Effect of various porous nanotextures on the reversible electrochemical sorption of hydrogen in activated carbons

The reversible hydrogen storage capacity of three series of activated carbons (ACs) prepared from different precursors by KOH, CO2 and steam activation is determined by electrodecomposition of an alkaline water solution and is correlated with the nanotextural parameters of ACs. Galvanostatic charge/discharge appears as a precise quantitative method for estimating the hydrogen sorption capacity, whereas, cyclic voltammetry supplies a very useful information on the electrosorption mechanism. For the ACs studied, the hydrogen sorption capacity is not linearly related with any of the porosity parameters commonly used in other publications, such as the Dubinin–Radushkevich micropore volumes determined by nitrogen or carbon dioxide adsorption, VDR N2VDR N2 and VDR CO2VDR CO2. In particular, an important discrepancy is observed for the KOH activated materials, suggesting that this treatment may provoke changes of pore shape.

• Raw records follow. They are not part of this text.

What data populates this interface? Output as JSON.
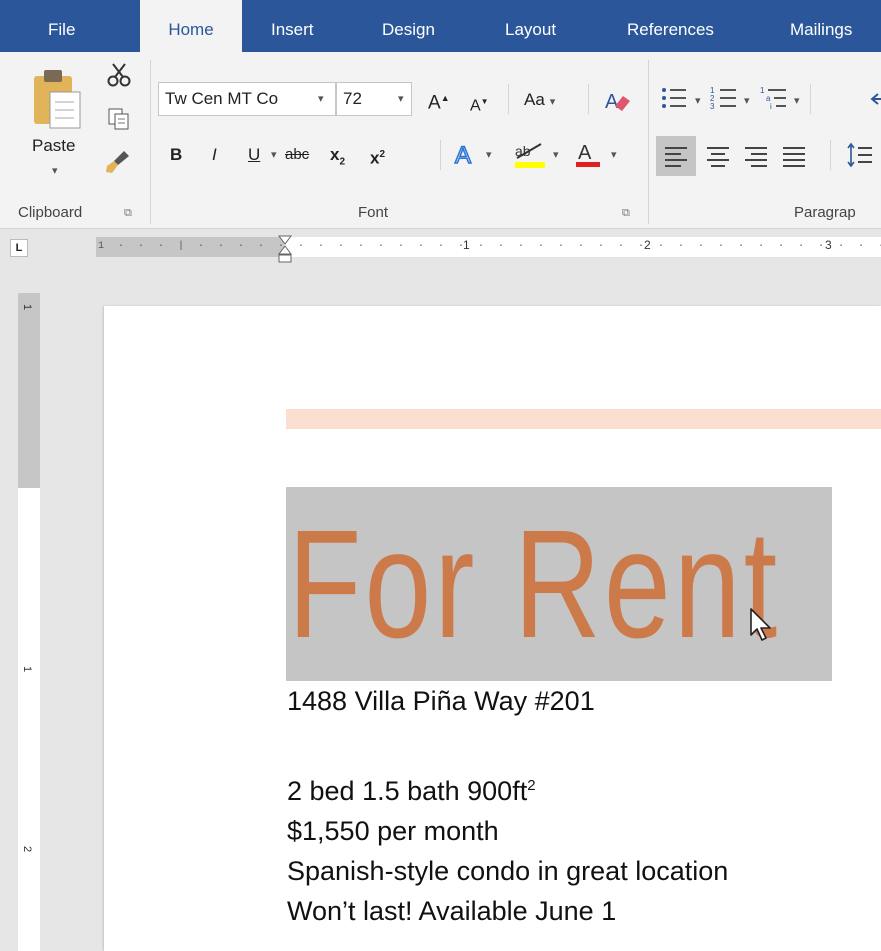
{
  "tabs": {
    "file": "File",
    "home": "Home",
    "insert": "Insert",
    "design": "Design",
    "layout": "Layout",
    "references": "References",
    "mailings": "Mailings"
  },
  "ribbon": {
    "clipboard": {
      "paste_label": "Paste",
      "group_label": "Clipboard"
    },
    "font": {
      "font_name": "Tw Cen MT Co",
      "font_size": "72",
      "change_case": "Aa",
      "bold": "B",
      "italic": "I",
      "underline": "U",
      "strikethrough": "abc",
      "subscript": "x",
      "subscript_mark": "2",
      "superscript": "x",
      "superscript_mark": "2",
      "font_color": "A",
      "group_label": "Font"
    },
    "paragraph": {
      "group_label": "Paragrap"
    }
  },
  "ruler": {
    "ticks": [
      "1",
      "2",
      "3"
    ],
    "vticks": [
      "1",
      "1",
      "2"
    ]
  },
  "document": {
    "title": "For Rent",
    "address": "1488 Villa Piña Way #201",
    "details_pre": "2 bed 1.5 bath 900ft",
    "details_sup": "2",
    "price": "$1,550 per month",
    "description": "Spanish-style condo in great location",
    "availability": "Won’t last! Available June 1"
  },
  "colors": {
    "tabbar": "#2b579a",
    "ribbon": "#f3f3f3",
    "title_text": "#cd7a4b",
    "title_selection": "#c5c5c5",
    "accent_bar": "#fbe0d2",
    "highlight_yellow": "#ffff00",
    "font_color_red": "#e02020"
  },
  "icons": {
    "paste": "clipboard-icon",
    "cut": "scissors-icon",
    "copy": "copy-icon",
    "format_painter": "brush-icon",
    "eraser": "clear-formatting-icon",
    "bullets": "bullet-list-icon",
    "numbering": "numbered-list-icon",
    "multilevel": "multilevel-list-icon",
    "align_left": "align-left-icon",
    "align_center": "align-center-icon",
    "align_right": "align-right-icon",
    "justify": "justify-icon",
    "line_spacing": "line-spacing-icon",
    "cursor": "mouse-pointer-icon"
  }
}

A better correlation is found considering the nanopore size distribution obtained from CO2 adsorption by the DFT method. The amount of hydrogen reversibly adsorbed demonstrates a proportional trend with the volume of micropores smaller than 0.6–0.7 nm. However, in all cases, a part of the micropore volume estimated by CO2 adsorption is ineffective, suggesting that some ultramicropores are involved in irreversible trapping of hydrogen.